La bête empaillée que j'affectionne se trouve sur ses pattes, et allonge son groin par-dessus l’accoudoir du canapé. C'est un sanglier. Il accompagne notre whisky du soir, qu’Adelina prend à heure fixe comme un médicament. « Cela aide à s’endormir », affirme-t-elle rituellement à l’entrée de Massimo, tenant à bout de bras le plateau d’argent chargé de deux lourds verres en cristal taillé et d’un flacon assorti. Massimo, majordome à l’anglaise, a dû se trouver attaché à la villa depuis l’origine. A l'époque, il virevoltait probablement. Aujourd’hui, il se redresse péniblement avant de franchir le seuil, en même temps qu’il se racle la gorge, tel un acteur avant d’entrer en scène. Il serait mortifié d’intercepter nos regards gentiment moqueurs. Je suis convaincue qu’il n’a pas conscience de sa démarche traînante. Le sanglier de la maison a un nom. Il s’appelle Brutus, car il a participé du funeste destin de sa mère en l'entraînant au milieu des chasseurs.

Au cours de nos longues soirées, Adelina me narrait volontiers ses aventures, ainsi que celles des autres animaux recueillis bien vivants par son défunt mari, après les avoir rendus orphelins. Elle avait pris l'habitude d'illustrer ses anecdotes en me montrant leurs photographies dans ses innombrables albums souvenirs. Il y avait eu deux ânes, à qui on avait dû interdire l’accès au salon car ils déséquilibraient les meubles de leur croupe brimbalante... « Dieu merci, ceux-là n’étaient pas capables de monter les escaliers ! » s’était exclamée Adelina en tournant les pages, dévoilant un cliché de son mari partageant un déjeuner au lit, avec un Brutus encore jeune et un lion déjà adulte. Je m'étais demandé si le sanglier avait su que les yeux de verre de sa mère laie le contemplaient d'en haut, depuis le mur.

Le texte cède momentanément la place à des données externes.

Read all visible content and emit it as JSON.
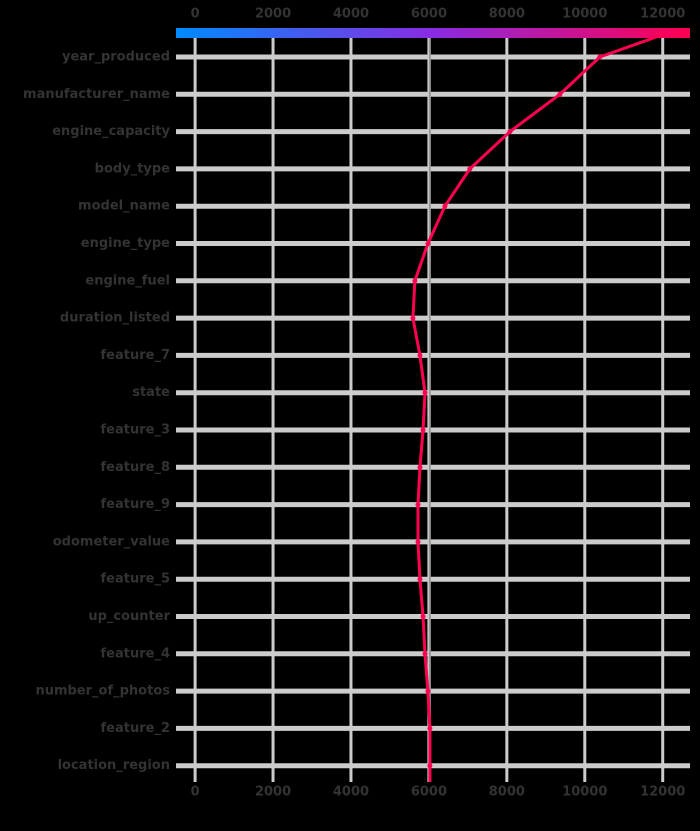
{
  "chart_data": {
    "type": "decision",
    "features": [
      "year_produced",
      "manufacturer_name",
      "engine_capacity",
      "body_type",
      "model_name",
      "engine_type",
      "engine_fuel",
      "duration_listed",
      "feature_7",
      "state",
      "feature_3",
      "feature_8",
      "feature_9",
      "odometer_value",
      "feature_5",
      "up_counter",
      "feature_4",
      "number_of_photos",
      "feature_2",
      "location_region"
    ],
    "values": [
      10385,
      9360,
      8080,
      7050,
      6410,
      5975,
      5640,
      5590,
      5770,
      5900,
      5850,
      5770,
      5720,
      5720,
      5770,
      5850,
      5900,
      5975,
      6025,
      6025
    ],
    "final_value": 12050,
    "base_value": 6025,
    "color": "#ff0051",
    "xlim": [
      -490,
      12700
    ],
    "xticks": [
      0,
      2000,
      4000,
      6000,
      8000,
      10000,
      12000
    ],
    "grid": true
  }
}
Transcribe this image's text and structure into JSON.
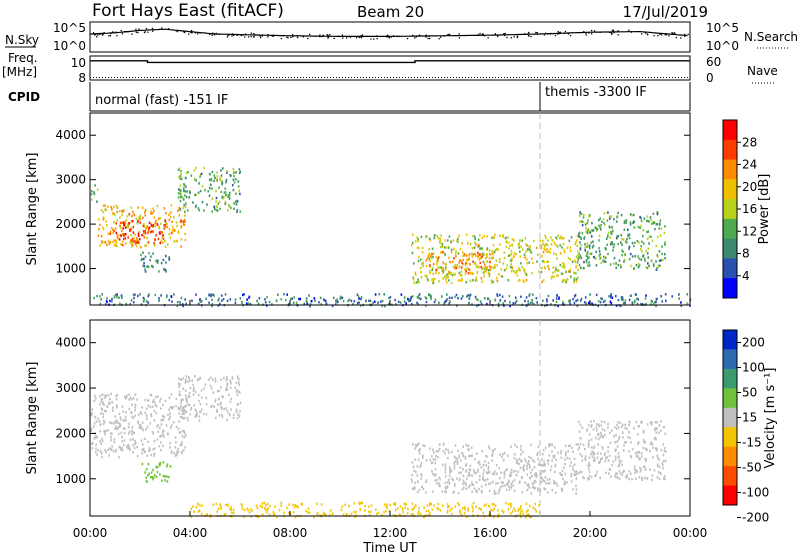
{
  "header": {
    "station": "Fort Hays East (fitACF)",
    "beam": "Beam 20",
    "date": "17/Jul/2019"
  },
  "colors": {
    "power_scale": [
      "#0000ff",
      "#2a50b0",
      "#3c8a6e",
      "#4cab4f",
      "#b8d21a",
      "#f0c000",
      "#ff8a00",
      "#ff3c00",
      "#ff0000"
    ],
    "velocity_scale": [
      "#0028c8",
      "#2f6ab0",
      "#3b9a6e",
      "#6fc23c",
      "#bfbfbf",
      "#f5c400",
      "#ff8c00",
      "#ff4b00",
      "#ff0000"
    ]
  },
  "panels": {
    "noise": {
      "left_label": "N.Sky",
      "right_label": "N.Search",
      "left_ticks": [
        "10^5",
        "10^0"
      ],
      "right_ticks": [
        "10^5",
        "10^0"
      ]
    },
    "freq": {
      "left_label_1": "Freq.",
      "left_label_2": "[MHz]",
      "right_label": "Nave",
      "left_ticks": [
        "10",
        "8"
      ],
      "right_ticks": [
        "60",
        "0"
      ]
    },
    "cpid": {
      "label": "CPID",
      "segment_1": "normal (fast) -151 IF",
      "segment_2": "themis -3300 IF"
    }
  },
  "axes": {
    "x_label": "Time UT",
    "x_ticks": [
      "00:00",
      "04:00",
      "08:00",
      "12:00",
      "16:00",
      "20:00",
      "00:00"
    ],
    "y_label_power": "Slant Range [km]",
    "y_label_velocity": "Slant Range [km]",
    "y_ticks": [
      "1000",
      "2000",
      "3000",
      "4000"
    ]
  },
  "colorbars": {
    "power": {
      "label": "Power [dB]",
      "ticks": [
        "4",
        "8",
        "12",
        "16",
        "20",
        "24",
        "28"
      ]
    },
    "velocity": {
      "label": "Velocity [m s⁻¹]",
      "ticks": [
        "200",
        "100",
        "50",
        "15",
        "-15",
        "-50",
        "-100",
        "-200"
      ]
    }
  },
  "chart_data": [
    {
      "type": "line",
      "title": "Fort Hays East (fitACF)",
      "panel": "noise",
      "series": [
        {
          "name": "N.Sky",
          "x_hours": [
            0,
            1,
            2,
            3,
            4,
            5,
            6,
            8,
            10,
            12,
            14,
            16,
            18,
            20,
            22,
            24
          ],
          "values": [
            3.0,
            3.2,
            3.6,
            3.8,
            3.4,
            3.0,
            2.9,
            2.7,
            2.6,
            2.6,
            2.7,
            2.8,
            3.0,
            3.3,
            3.4,
            2.7
          ]
        }
      ],
      "ylim_log10": [
        0,
        5
      ]
    },
    {
      "type": "line",
      "panel": "freq",
      "series": [
        {
          "name": "Freq. [MHz]",
          "x_hours": [
            0,
            2.3,
            2.3,
            13.0,
            13.0,
            24
          ],
          "values": [
            10.4,
            10.4,
            10.2,
            10.2,
            10.4,
            10.4
          ]
        }
      ],
      "ylim": [
        8,
        11
      ]
    },
    {
      "type": "table",
      "panel": "cpid",
      "segments": [
        {
          "start_hour": 0,
          "end_hour": 18.0,
          "label": "normal (fast) -151 IF"
        },
        {
          "start_hour": 18.0,
          "end_hour": 24,
          "label": "themis -3300 IF"
        }
      ]
    },
    {
      "type": "heatmap",
      "panel": "power",
      "xlabel": "Time UT",
      "ylabel": "Slant Range [km]",
      "xlim_hours": [
        0,
        24
      ],
      "ylim_km": [
        180,
        4500
      ],
      "value_label": "Power [dB]",
      "value_range": [
        0,
        30
      ],
      "scatter_regions": [
        {
          "t0": 0.0,
          "t1": 0.3,
          "r0": 2500,
          "r1": 2900,
          "value": 12
        },
        {
          "t0": 0.3,
          "t1": 3.8,
          "r0": 1500,
          "r1": 2450,
          "value": 20
        },
        {
          "t0": 1.0,
          "t1": 3.0,
          "r0": 1600,
          "r1": 2100,
          "value": 28
        },
        {
          "t0": 3.5,
          "t1": 6.0,
          "r0": 2300,
          "r1": 3300,
          "value": 10
        },
        {
          "t0": 2.0,
          "t1": 3.2,
          "r0": 950,
          "r1": 1400,
          "value": 8
        },
        {
          "t0": 12.8,
          "t1": 19.5,
          "r0": 700,
          "r1": 1800,
          "value": 16
        },
        {
          "t0": 13.5,
          "t1": 16.0,
          "r0": 900,
          "r1": 1400,
          "value": 22
        },
        {
          "t0": 19.5,
          "t1": 23.0,
          "r0": 1000,
          "r1": 2300,
          "value": 10
        },
        {
          "t0": 0.0,
          "t1": 24.0,
          "r0": 180,
          "r1": 450,
          "value": 6
        }
      ]
    },
    {
      "type": "heatmap",
      "panel": "velocity",
      "xlabel": "Time UT",
      "ylabel": "Slant Range [km]",
      "xlim_hours": [
        0,
        24
      ],
      "ylim_km": [
        180,
        4500
      ],
      "value_label": "Velocity [m s⁻¹]",
      "value_range": [
        -200,
        200
      ],
      "scatter_regions": [
        {
          "t0": 0.0,
          "t1": 3.8,
          "r0": 1500,
          "r1": 2900,
          "value": 0
        },
        {
          "t0": 3.5,
          "t1": 6.0,
          "r0": 2300,
          "r1": 3300,
          "value": 0
        },
        {
          "t0": 2.0,
          "t1": 3.2,
          "r0": 950,
          "r1": 1400,
          "value": 60
        },
        {
          "t0": 12.8,
          "t1": 19.5,
          "r0": 700,
          "r1": 1800,
          "value": 0
        },
        {
          "t0": 19.5,
          "t1": 23.0,
          "r0": 1000,
          "r1": 2300,
          "value": 0
        },
        {
          "t0": 4.0,
          "t1": 18.0,
          "r0": 180,
          "r1": 500,
          "value": -60
        }
      ]
    }
  ]
}
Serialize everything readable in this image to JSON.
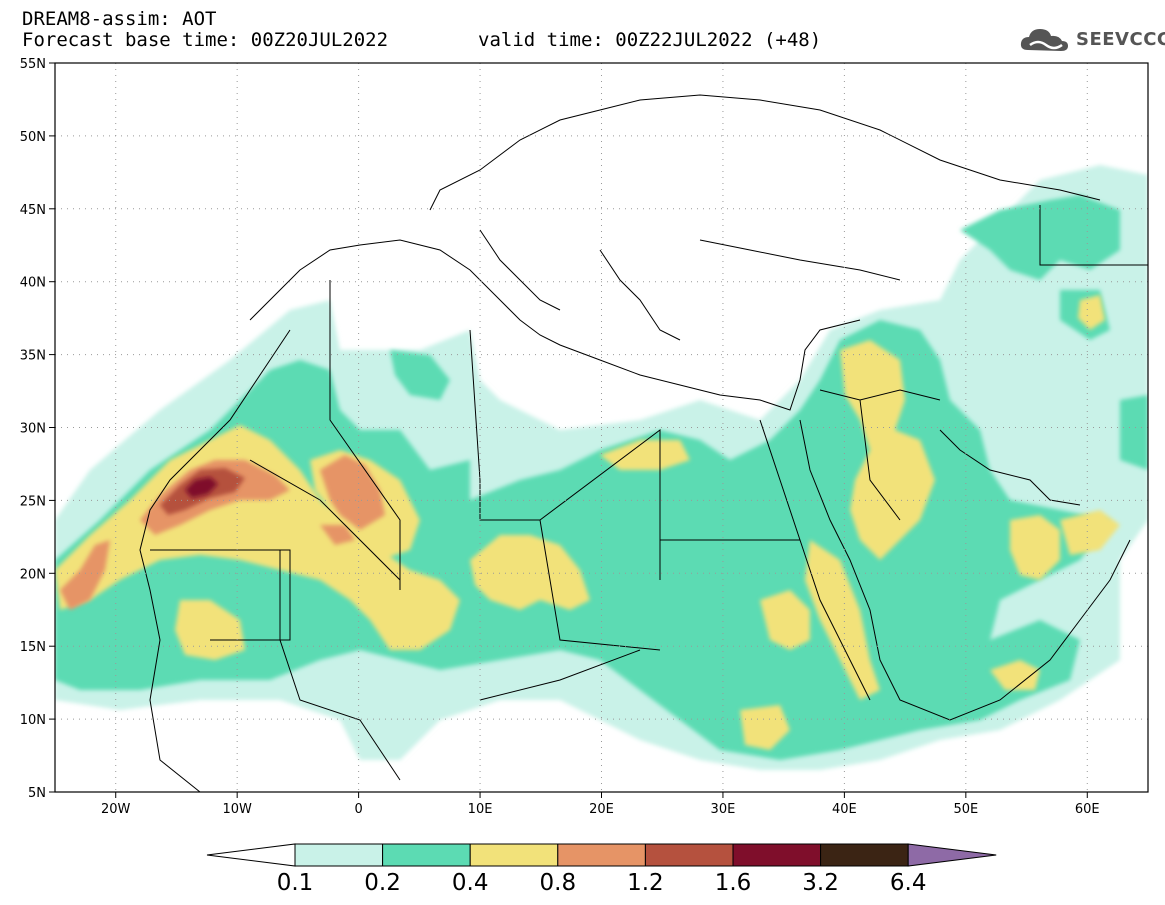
{
  "header": {
    "model_line": "DREAM8-assim: AOT",
    "base_time_line": "Forecast base time: 00Z20JUL2022",
    "valid_time_line": "valid time: 00Z22JUL2022 (+48)",
    "logo_text": "SEEVCCC"
  },
  "chart_data": {
    "type": "map",
    "variable": "AOT",
    "lon_range": [
      -25,
      65
    ],
    "lat_range": [
      5,
      55
    ],
    "lon_ticks": [
      "20W",
      "10W",
      "0",
      "10E",
      "20E",
      "30E",
      "40E",
      "50E",
      "60E"
    ],
    "lon_tick_values": [
      -20,
      -10,
      0,
      10,
      20,
      30,
      40,
      50,
      60
    ],
    "lat_ticks": [
      "5N",
      "10N",
      "15N",
      "20N",
      "25N",
      "30N",
      "35N",
      "40N",
      "45N",
      "50N",
      "55N"
    ],
    "lat_tick_values": [
      5,
      10,
      15,
      20,
      25,
      30,
      35,
      40,
      45,
      50,
      55
    ],
    "grid": "dotted",
    "colorbar": {
      "labels": [
        "0.1",
        "0.2",
        "0.4",
        "0.8",
        "1.2",
        "1.6",
        "3.2",
        "6.4"
      ],
      "colors": [
        "#c9f2e8",
        "#5cdbb3",
        "#f2e27a",
        "#e69466",
        "#b5513e",
        "#7f0e2b",
        "#3b2414",
        "#8e6aa6"
      ],
      "below_color": "#ffffff"
    }
  }
}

Un grand nombre d’hommes et de femmes peuplaient également les albums photos. Jeunes gens aux regards francs, à l’air affirmé, au sourire heureux, en maillots de bain, en tenues de sport immaculées, en smokings et robes du soir… Parmi eux, je faisais semblant de ne pas reconnaître mon père. Adelina se raidissait imperceptiblement à chaque fois qu'il apparaissait, jusqu’à ce que mon manque de réaction la rassure. Comment, raisonnait-elle sûrement, aurais-je pu me souvenir d’un père que j’avais quitté à l’âge de cinq ans ? La ressemblance avec Vincent existait, mais elle était lointaine. Elle ne savait pas que notre soeur Marta avait été le portrait de papa, ni que sa venue chez nous, à Nice, restait gravée dans ma mémoire.

Adelina vit dans un palais à Florence lorsqu’elle n’est pas ici avec moi. La villégiature de Cecina n’a pas dû être beaucoup fréquentée ces dernières années ; les objets, la vaisselle, les tentures, les tapis sont défraîchis. Des piles de magazines people datés encombrent les guéridons. J’ai croisé sur leur couverture les regards de Claudia Cardinale, de Brigitte Bardot, des Kennedy… « Mâchez Hollywood »… « Pour Noël, offrez un produit Kodak »…Adelina pilote une antiquité, une Alpha Roméo que Massimo et elle surnomment « la Spider », et qu’elle sort exceptionnellement du garage pour m’emmener à la clinique.

Le jardin, même méticuleusement entretenu, témoigne lui aussi d’une grandeur révolue. La couleur verte des volets a passé, les coussins du salon de jardin sont usés jusqu’à la trame, le carrelage de la terrasse perd sa patine, l’allée qui mène à la plage s’ensable.

La maison se fane. Elle accepte son destin de musée, de bonne grâce, me semble-t-il. J’y suis bien, à l’abri. Je lui ressemble de plus en plus.